If you're thinking of hunting or riding an ATV in a local clearing make sure it's not a utility easement. You could be arrested.

Information or laws that you're unaware of can get you in big trouble. A common misconception about right-of-way easements for utility companies is that they are public property. They're not. The utility company must obtain the easement from the land owner so that they are able to furnish their customers with power or gas. An easement is a legally obtained document between the company and the land owner giving the utility company the right to enter the property at will. Although the property continues to belong to the land owner the company has legal rights to perform maintenance, drive through just to check on matters or to set up power poles or boxes. For anyone other than the land owner and the utility company the property is still private property. The land owner can take a person to court after finding him trespassing on the property without specific permission. In addition, stiff fines and penalties can be put on the trespasser by the utility company, through the court system.

There are a couple of different types of easements. One is a distribution easement which is about a twenty to forty foot wide pathway that allows the company to access the power or gas line that furnishes utilities to the home owner. Because of this home owners are not compensated for this easement. In most towns it's against the law to refuse this type of easement to the power company. Without the easement hundreds of people would go without utilities.

A different type of easement is a transmission easement which is usually about a hundred feet in width. It allows the ground for transmission lines or underground pipes. The land owner is usually compensated for this type of easement by receiving a monthly or yearly check. Sometimes the utility company will simply deduct the amount from your power or gas bill.

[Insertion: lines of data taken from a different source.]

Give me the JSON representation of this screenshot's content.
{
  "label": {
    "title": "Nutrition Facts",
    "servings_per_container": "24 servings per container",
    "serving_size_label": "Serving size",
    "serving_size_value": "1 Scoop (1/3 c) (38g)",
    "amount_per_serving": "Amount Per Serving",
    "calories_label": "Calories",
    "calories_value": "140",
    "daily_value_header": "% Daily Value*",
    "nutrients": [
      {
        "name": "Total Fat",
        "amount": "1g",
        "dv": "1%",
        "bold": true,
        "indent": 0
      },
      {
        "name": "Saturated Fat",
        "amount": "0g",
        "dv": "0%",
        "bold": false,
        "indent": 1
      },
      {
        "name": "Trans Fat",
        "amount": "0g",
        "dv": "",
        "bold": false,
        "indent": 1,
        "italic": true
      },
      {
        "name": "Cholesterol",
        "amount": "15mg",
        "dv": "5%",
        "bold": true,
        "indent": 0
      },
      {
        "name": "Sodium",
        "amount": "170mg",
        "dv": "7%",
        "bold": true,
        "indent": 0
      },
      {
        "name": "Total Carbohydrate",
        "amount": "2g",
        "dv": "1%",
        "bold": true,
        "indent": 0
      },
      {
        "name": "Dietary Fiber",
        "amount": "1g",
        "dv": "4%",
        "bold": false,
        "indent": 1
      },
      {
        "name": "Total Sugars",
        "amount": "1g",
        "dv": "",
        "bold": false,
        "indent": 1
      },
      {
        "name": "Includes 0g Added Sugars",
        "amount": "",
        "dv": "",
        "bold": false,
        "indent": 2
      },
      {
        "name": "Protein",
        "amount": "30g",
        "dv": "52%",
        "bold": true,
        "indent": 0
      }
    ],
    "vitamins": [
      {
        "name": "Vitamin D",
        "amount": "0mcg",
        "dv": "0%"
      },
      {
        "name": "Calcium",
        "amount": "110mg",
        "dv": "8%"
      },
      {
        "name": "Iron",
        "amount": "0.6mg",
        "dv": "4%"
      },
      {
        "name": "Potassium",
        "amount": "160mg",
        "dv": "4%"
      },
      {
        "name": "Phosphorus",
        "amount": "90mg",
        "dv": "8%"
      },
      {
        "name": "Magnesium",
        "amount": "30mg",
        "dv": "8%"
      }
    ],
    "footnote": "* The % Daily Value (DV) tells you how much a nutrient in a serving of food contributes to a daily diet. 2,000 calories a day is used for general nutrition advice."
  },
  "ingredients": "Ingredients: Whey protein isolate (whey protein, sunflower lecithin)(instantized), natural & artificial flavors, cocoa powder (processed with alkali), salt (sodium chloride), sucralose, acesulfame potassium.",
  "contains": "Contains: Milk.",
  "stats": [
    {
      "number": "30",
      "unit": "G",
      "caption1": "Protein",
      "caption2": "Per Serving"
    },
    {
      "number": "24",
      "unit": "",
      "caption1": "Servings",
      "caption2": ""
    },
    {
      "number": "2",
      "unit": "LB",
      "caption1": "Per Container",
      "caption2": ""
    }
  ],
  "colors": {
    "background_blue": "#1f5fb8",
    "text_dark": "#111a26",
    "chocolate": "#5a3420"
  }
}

Once the easement is plowed and the poles and wires are in place the utility company maintains the entire strip of land to keep trees and undergrowth away from the power lines. Even though the maintenance is done by the utility company the land owner still holds full rights to post "no trespassing" signs and to prosecute those who ignore the signs.

Some hunters like stalking these easements because it's a good clearing, often right through the woods, in which to spot wild game. Not only is this illegal but it's very dangerous to those who maintain the easement. All-terrain vehicle owners also love the easements because usually limbs and tall brush have been removed yet the terrain remains rough and fun for riding. Trespassers have been known to camp, party, picnic or simply sunbathe in the clearing. Legally, though, only the owner and the utility company have a right to be on the property.

Although the area is maintained it's never a good idea to play or ride near power lines. For this reason alone it's wise not to trespass on easements and right-of-ways. Knowing the law and how it pertains to easements will keep you safe while avoiding legal mishaps.